Attention (Added by 2020 Fudan)
Potential pathogenicity of RelE
Although, RelE/RelB module poses minimized adverse effects on hosts as it expanding in microbial communities [2], it has several other effects on human intestine. Firstly, RelE is a very rare toxin that has the activity against both prokaryotic and eukaryotic organisms in a similar mechanism. It has been observed that RelE can induce apoptosis in cultured human cell lines. Secondly, RelE/RelB module tends to have unexpected enrichment in bacteria that is not observed for other toxin/antitoxin modules such as MazE/MazF and ParD/ParE. Such enrichment may be associated with the formation of persistence of microbes in the gut. Thirdly, the divisions of bacteria carrying homologues of the RelE toxin involved in comprising the human gut microbiota.
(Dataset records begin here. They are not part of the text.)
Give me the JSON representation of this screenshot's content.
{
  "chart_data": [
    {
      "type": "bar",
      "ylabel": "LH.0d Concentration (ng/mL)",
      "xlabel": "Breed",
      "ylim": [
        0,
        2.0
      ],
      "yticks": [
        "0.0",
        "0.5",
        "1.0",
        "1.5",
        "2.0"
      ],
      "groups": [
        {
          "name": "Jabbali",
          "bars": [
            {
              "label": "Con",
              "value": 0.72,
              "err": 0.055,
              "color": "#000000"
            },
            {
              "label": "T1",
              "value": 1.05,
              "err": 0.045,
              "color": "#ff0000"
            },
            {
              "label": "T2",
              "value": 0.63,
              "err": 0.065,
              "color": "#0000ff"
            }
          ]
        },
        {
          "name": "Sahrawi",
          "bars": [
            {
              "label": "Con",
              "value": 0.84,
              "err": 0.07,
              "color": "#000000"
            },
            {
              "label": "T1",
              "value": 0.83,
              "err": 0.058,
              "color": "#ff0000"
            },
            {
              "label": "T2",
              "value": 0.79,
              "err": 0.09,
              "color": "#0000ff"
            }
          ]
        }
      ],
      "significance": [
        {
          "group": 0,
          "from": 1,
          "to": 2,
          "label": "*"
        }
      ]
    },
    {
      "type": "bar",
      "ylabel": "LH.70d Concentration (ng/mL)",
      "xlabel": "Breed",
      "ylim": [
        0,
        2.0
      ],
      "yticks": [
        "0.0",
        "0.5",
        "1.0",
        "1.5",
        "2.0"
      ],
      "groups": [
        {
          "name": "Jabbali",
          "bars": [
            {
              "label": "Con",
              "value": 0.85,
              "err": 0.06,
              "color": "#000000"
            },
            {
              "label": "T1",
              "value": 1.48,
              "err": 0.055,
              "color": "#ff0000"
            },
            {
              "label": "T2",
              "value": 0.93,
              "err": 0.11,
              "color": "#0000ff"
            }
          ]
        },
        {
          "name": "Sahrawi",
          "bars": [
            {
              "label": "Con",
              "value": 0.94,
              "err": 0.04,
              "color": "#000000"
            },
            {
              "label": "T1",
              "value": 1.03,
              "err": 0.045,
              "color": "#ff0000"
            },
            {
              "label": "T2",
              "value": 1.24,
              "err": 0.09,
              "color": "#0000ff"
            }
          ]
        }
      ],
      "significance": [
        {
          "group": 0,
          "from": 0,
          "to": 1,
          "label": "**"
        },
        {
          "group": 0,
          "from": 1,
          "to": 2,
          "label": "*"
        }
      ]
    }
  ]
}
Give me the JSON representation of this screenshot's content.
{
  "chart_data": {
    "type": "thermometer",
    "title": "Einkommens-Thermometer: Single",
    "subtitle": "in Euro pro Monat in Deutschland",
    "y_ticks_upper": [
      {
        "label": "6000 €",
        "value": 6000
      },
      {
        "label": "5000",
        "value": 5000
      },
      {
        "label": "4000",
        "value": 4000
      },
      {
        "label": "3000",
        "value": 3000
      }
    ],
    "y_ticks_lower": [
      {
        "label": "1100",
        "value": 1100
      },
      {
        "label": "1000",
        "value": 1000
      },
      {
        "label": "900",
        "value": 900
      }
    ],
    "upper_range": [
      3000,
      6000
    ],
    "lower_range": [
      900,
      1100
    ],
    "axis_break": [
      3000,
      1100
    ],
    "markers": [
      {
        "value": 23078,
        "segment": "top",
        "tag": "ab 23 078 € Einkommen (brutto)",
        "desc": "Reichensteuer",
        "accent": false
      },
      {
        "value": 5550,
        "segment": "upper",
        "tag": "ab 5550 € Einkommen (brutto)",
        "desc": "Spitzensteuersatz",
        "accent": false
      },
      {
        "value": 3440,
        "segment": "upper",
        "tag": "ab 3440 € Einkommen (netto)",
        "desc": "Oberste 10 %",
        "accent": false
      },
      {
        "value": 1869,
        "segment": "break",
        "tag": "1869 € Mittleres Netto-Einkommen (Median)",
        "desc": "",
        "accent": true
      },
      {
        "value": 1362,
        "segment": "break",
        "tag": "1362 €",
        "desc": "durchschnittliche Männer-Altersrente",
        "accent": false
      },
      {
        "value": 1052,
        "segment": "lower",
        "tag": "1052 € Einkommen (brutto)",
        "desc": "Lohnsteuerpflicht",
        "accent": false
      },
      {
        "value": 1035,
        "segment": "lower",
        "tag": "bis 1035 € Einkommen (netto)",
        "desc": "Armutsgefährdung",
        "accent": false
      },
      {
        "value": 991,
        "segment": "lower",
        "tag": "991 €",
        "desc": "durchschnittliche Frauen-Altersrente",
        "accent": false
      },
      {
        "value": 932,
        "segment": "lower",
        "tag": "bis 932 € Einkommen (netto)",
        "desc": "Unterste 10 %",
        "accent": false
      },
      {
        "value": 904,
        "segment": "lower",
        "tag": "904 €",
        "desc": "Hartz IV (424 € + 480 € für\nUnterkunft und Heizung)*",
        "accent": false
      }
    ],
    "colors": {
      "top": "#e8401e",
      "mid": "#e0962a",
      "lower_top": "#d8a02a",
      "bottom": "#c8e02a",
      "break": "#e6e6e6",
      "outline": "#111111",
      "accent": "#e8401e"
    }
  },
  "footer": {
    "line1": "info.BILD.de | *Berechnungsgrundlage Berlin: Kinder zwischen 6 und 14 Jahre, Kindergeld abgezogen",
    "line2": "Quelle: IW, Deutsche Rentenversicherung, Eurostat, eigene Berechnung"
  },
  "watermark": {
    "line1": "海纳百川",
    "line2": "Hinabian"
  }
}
All this effect only been testified in artificial mammalian gene expression systems, so whether it has tangible impact on the human gut microbiome need further study. iGEM teams that focus on intestinal probiotics and have special safety requirements ought to pay special attention to these.
Chromosomally encoded RelE/RelB in gut microbiota
What’s more, RelE/RelB and other toxin/antitoxin modules have homology searches on bacterial chromosomes. RelB-RelE complex can inhibit the promotor of chromosomally encoded RelE/RelB [3].
This new information learned from literature that need attention was added by 2020 Fudan team.
Reference
[1] Overgaard M , Borch J , Gerdes K . RelB and RelE of Escherichia coli Form a Tight Complex That Represses Transcription via the Ribbon–Helix–Helix Motif in RelB[J]. Journal of Molecular Biology, 2009, 394(2):0-196.
[2] Jones, Brian V. “The human gut mobile metagenome: a metazoan perspective.” Gut microbes vol. 1,6 (2010): 415-31. doi:10.4161/gmic.1.6.14087.
[3] Unterholzner, Simon J et al. “Toxin-antitoxin systems: Biology, identification, and application.” Mobile genetic elements vol. 3,5 (2013): e26219. doi:10.4161/mge.26219.